Bagi Benua, tak biasanya Samudra mengeluarkan keluh kesahnya. Kakaknya itu selalu terlihat kuat di depannya, tangguh menghadapi apapun, atau terkadang justru bersikap seolah tak memiliki masalah hidup. Tapi kali ini, Samudra nampak berbeda di depan Benua, untuk pertama kalinya Samudra mengeluh. Karena itu Benua menjadi luluh, tak tahan untuk tetap diam tanpa mencari tau apa yang sedang kakaknya alami.

"Kakak kenapa? Stress kenapa? Mau cerita ke Benua? Kata orang-orang, kalau kita punya masalah dan mau berbagi ke orang lain, perasaan kita nanti jadi lega. Sini deh, tidur di samping Benua, kita cerita-cerita!" Benua lantas menepuk-nepuk sisi kosong di sampingnya, memerintah Samudra untuk ikut merebahkan tubuh.

Samudra tersenyum senang, hatinya menghangat mendengar Benua berucap demikian. Ia menuruti perintah Benua, menyibak selimut, lalu merebahkan tubuh di samping Benua. Samudra menghela nafas, sekedar mengusir resah yang terus membebani pikiran, matanya menatap lurus ke atas pada langit-langit kamar. "Biasalah, stressnya anak kelas dua belas. Mikirin ujian, mikirin ntar lanjut ke mana."

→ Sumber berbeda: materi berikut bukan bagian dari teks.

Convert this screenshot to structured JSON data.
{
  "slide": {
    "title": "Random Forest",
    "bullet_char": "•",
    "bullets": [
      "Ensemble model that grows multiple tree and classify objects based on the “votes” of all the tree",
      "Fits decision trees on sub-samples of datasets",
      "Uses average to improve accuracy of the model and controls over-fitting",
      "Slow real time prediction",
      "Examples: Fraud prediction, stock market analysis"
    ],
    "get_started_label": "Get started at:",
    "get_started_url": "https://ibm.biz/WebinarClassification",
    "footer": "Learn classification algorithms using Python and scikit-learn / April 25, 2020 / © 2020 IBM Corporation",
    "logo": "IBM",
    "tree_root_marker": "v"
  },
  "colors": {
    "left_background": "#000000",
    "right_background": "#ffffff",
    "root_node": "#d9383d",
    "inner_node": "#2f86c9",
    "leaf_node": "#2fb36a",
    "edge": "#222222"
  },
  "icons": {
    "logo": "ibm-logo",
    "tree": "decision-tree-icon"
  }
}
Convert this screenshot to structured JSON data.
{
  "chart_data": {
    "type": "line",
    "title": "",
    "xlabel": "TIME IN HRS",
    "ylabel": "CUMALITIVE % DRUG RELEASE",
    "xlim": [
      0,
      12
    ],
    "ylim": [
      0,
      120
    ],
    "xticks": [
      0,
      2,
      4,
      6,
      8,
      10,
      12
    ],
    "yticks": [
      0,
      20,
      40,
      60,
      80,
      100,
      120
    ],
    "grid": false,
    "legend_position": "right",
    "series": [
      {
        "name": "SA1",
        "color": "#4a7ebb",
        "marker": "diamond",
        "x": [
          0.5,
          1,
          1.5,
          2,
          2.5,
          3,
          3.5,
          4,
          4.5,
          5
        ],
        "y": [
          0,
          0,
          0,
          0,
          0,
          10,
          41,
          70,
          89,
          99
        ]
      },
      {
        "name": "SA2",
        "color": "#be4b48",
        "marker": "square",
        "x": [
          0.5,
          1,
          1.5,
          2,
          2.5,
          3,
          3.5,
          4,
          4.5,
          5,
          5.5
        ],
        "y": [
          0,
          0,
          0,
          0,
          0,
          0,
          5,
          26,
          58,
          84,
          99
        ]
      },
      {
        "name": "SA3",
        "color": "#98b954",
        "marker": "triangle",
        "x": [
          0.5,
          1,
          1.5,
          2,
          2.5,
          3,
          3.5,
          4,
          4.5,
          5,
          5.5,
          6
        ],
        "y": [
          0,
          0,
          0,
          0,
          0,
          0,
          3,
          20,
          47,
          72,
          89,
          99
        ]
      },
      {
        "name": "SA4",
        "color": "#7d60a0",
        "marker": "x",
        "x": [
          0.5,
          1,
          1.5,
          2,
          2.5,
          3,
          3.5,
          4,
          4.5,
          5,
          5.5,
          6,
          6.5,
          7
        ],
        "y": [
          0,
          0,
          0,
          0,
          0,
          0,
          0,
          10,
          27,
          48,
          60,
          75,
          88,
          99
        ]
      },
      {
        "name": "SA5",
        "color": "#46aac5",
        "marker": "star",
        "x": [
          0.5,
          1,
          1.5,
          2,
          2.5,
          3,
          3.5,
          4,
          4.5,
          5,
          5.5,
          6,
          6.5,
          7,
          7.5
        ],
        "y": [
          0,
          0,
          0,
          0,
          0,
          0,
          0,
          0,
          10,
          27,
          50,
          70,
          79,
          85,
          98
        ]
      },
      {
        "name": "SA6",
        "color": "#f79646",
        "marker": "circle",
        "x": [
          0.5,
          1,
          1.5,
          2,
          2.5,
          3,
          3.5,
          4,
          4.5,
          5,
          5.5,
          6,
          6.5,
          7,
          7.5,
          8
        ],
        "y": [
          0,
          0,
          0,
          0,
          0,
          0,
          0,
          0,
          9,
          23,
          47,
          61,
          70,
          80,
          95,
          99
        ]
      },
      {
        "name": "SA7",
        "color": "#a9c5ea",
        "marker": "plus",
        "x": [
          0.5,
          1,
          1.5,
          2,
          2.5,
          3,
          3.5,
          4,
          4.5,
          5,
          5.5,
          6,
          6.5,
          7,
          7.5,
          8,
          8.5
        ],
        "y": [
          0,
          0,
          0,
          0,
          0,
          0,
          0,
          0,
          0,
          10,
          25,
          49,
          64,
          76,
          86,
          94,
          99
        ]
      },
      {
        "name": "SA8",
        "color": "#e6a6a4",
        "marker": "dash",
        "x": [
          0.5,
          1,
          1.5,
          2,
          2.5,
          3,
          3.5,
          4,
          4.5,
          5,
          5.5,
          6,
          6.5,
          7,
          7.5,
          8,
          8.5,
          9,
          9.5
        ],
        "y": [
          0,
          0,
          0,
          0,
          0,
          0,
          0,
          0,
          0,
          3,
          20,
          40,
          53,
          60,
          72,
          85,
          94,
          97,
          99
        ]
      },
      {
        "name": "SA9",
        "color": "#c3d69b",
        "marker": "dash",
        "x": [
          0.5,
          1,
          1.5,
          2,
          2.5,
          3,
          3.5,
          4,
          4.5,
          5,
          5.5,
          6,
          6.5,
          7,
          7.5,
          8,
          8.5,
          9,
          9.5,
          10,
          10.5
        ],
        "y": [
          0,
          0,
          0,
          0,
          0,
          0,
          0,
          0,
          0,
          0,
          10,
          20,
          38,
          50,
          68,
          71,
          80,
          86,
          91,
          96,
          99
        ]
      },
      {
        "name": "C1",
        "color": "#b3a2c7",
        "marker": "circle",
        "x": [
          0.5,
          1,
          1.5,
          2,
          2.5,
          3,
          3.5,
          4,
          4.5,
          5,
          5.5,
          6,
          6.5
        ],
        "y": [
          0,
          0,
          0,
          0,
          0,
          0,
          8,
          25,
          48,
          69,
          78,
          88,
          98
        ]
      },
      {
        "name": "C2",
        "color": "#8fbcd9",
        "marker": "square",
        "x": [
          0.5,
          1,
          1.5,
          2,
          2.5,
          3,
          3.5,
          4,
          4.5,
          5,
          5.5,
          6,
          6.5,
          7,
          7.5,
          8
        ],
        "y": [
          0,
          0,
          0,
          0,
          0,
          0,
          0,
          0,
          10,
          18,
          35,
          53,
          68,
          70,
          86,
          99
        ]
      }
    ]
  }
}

"Oh gitu... Kenapa nggak lanjut jadi atlet aja? Benua bangga banget tiap kali kakak juara!" anak itu mengatakannya dengan semangat. Percaya saja pada apa yang diucapkan Benua.

"Andai bisa, Kakak pasti nggak akan kepikiran gini."

Benua mengernyitkan dahi bingung, "Hah? Kenapa nggak bisa? Kan Kakak jago banget, medalinya aja udah banyak!" tanya anak itu dengan memperhatikan wajah sang Kakak, ada banyak beban yang disembunyikan dibalik senyum itu.

"Bawel ah adeknya Kakak!" ucap Samudra, sengaja memutus topik pembicaraan. Cukup, Samudra tak mau Benua tau tentang apa yang terus mengganggu pikirannya karena Samudra tau betul bahwa sumber lelahnya adalah kenyataan yang menjadi luka bagi sang adik.

"Bawel banget! Kakak jadi gemes!!" Samudra menjawil hidung Benua, membuat anak itu mengaduh ditambah lagi Samudra mengunci tubuh Benua dalam pelukan. Membuat Benua tak bisa berkutik.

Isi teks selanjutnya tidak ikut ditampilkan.